Random IO error using CE 4.5

[Fri Oct 20 15:52:56.962760 2017] [php7:notice] [pid 6829] [client] [cb,EROR] (http-io L:207 I:0) <rd.cb2.example.com:8093>Got error while performing I/O on HTTP stream. Err=0x2e
[Fri Oct 20 15:52:56.962888 2017] [php7:notice] [pid 6829] [client] [cb,INFO] (connection L:465 I:0) <rd.cb2.example.com:8093> (SOCK=0x5606ff091aa0) Starting. Timeout=75000000us
[Fri Oct 20 15:52:57.339802 2017] [php7:notice] [pid 6829] [client] [cb,INFO] (connection L:139 I:0) <rd.cb2.example.com:8093> (SOCK=0x5606ff091aa0) Connected established
[Fri Oct 20 15:52:57.795874 2017] [php7:notice] [pid 6829] [client] [cb,EROR] (http-io L:351 I:0) <rd.cb2.example.com:8093> Failed to add redirect URL (om:8093/query/service/query/service)
[Fri Oct 20 15:52:57.795965 2017] [php7:notice] [pid 6829] [client] [cb,WARN] (pcbc/n1ql L:51) Failed to decode N1QL row as JSON: json_last_error=4. I=0x5606ff0750f0
[Fri Oct 20 15:52:57.796200 2017] [php7:notice] [pid 6829] [client] [cb,EROR] (pcbc/n1ql L:88) Failed to perform N1QL query. 301: . I=0x5606ff0750f0
[Fri Oct 20 15:52:57.796243 2017] [php7:notice] [pid 6829] [client] [cb,INFO] (lcbio_mgr L:463 I:0) <rd.cb2.example.com:8093> (HE=0x5606ff092630) Placing socket back into the pool.

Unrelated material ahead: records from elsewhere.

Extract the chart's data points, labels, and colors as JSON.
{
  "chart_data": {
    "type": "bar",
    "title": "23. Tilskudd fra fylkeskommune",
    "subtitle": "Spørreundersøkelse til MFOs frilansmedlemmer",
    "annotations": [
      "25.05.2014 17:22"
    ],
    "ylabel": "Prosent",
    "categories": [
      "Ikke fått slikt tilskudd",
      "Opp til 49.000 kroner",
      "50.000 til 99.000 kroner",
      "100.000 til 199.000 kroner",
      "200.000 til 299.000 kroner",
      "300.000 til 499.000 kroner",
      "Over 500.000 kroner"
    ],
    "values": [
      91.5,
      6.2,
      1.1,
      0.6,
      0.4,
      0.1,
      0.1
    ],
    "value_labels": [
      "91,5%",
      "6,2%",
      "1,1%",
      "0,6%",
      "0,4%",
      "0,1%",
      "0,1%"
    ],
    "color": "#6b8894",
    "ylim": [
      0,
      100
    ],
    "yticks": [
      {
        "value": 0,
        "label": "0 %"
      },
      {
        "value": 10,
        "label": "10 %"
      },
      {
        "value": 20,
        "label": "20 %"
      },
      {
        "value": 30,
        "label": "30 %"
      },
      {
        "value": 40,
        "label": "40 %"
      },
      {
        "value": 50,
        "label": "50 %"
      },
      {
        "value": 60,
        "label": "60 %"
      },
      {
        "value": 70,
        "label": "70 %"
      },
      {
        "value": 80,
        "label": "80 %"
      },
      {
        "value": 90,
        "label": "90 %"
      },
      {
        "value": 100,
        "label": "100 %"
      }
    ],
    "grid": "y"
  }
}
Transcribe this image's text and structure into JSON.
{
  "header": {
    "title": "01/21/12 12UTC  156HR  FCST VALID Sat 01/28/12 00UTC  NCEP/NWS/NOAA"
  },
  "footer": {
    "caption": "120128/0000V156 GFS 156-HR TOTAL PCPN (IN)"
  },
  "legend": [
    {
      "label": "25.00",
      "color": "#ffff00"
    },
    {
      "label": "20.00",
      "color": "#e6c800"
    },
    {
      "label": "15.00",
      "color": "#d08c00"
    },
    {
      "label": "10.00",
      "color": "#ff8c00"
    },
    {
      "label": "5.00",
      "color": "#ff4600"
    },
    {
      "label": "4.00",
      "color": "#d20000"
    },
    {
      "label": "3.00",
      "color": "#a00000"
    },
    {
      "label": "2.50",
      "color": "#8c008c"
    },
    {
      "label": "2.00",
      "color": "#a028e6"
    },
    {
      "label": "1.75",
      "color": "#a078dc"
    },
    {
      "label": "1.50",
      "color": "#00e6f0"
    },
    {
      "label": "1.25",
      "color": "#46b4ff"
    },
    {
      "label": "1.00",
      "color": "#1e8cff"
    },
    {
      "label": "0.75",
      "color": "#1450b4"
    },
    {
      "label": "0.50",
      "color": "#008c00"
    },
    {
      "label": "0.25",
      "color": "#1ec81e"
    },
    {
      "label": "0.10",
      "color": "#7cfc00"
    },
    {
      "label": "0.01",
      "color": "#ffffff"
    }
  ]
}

I=0x5606ff0ad580,C=0x5606ff091aa0

This is what I get randomly when sending N1QL insert commands to my cluster. The issue is intermittent and cannot be easily reproduced. I verified the json being sent when this error occurred, and it was formatted correctly without any syntax errors.

Is it just that the IO error sent a partial part of the json which then caused a failure? Why would an error like this occur?

Do you have exact error return by query service? Is there any errors in query.log

it seems like N1QL service returns 301 Redirect with empty payload and the client cannot handle body as JSON. I will look at this deeper to come up with reproduction and the fix.

Are there changes to the cluster state at that moment (like rebalance, failover, other failures)?

All the errors I have I have provided. I checked the CB log page in the CB dashboard, but saw nothing of interest there.

There were no failovers, or rebalances. query.log also has no real interesting info in there during the failure.

I don’t see an obvious problem. Are you running 4.5.1?

At this point, I think your best bet is to try to reproduce the problem on a minimal setup: one machine, simple data, simple client. If you got that it would let us repro the problem here and debug it.

could you get tcpdump capture of the traffic on port 8093?